Compression

The information in learning of an event E of probability pr(E) is -log₂(pr(E)) bits. For example, if the four DNA bases {A,C,G,T} each occured 1/4 of the time, an optimal code would be

A 00,

C 01,

G 10,

T 11

Note that -log₂(0.25)=2: Each base would be worth 2-bits of information. However, if the probabilities of the bases were A 1/2, C 1/4, G 1/8, T 1/8, say, then

A 0,

C 10,

G 110,

T 111

would be optimal; note -log₂(1/8)=3, etc.. In this case the average code length would be

0.5×1 + 0.25×2 + 0.125×3 + 0.125×3 = 1³/₄-bits/base

which is less than before. A base G or a T contains more information than a C which contains more information than an A. There is more information on information under [MML].

In general the probability of the next symbol, S[i], of a sequence, S, may depend on previous symbols, and then we deal with conditional probabilities pr(S[i] | S[1..i-1]). This gives much better compression of DNA and protein sequences [Cao et al] [Allison et al].

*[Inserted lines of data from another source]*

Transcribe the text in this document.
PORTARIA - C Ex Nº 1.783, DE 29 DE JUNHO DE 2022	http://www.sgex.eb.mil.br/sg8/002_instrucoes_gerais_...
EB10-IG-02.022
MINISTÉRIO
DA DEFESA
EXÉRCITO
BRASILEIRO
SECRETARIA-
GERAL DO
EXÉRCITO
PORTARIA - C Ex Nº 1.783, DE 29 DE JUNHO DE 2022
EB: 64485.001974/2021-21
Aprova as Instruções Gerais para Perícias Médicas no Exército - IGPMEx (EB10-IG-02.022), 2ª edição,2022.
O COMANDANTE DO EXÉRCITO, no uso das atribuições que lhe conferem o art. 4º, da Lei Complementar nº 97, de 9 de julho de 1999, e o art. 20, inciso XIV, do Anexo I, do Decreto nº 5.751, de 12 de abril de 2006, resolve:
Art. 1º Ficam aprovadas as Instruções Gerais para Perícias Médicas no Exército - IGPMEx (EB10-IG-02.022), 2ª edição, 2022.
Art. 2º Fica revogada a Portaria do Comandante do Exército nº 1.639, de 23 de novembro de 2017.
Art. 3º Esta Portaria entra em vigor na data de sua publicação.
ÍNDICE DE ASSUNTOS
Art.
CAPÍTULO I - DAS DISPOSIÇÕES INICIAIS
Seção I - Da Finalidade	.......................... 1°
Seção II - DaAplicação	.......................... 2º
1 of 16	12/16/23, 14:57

Information content can be used to discover patterns, repeats, gene duplications and the like in sequences. It can also give a distance between DNA sequences or protein sequences, for classification or for inference of phylogenetic (evolutionary) trees, without aligning the sequences. And "costing" the symbols in an [alignment] according to the symbols' information content gives an alignment algorithm, M-Align, that is more accurate in detecting genuine relatedness in populations of non-random (repetitive, low information content, compressible) sequences [Allison] [Powell et al].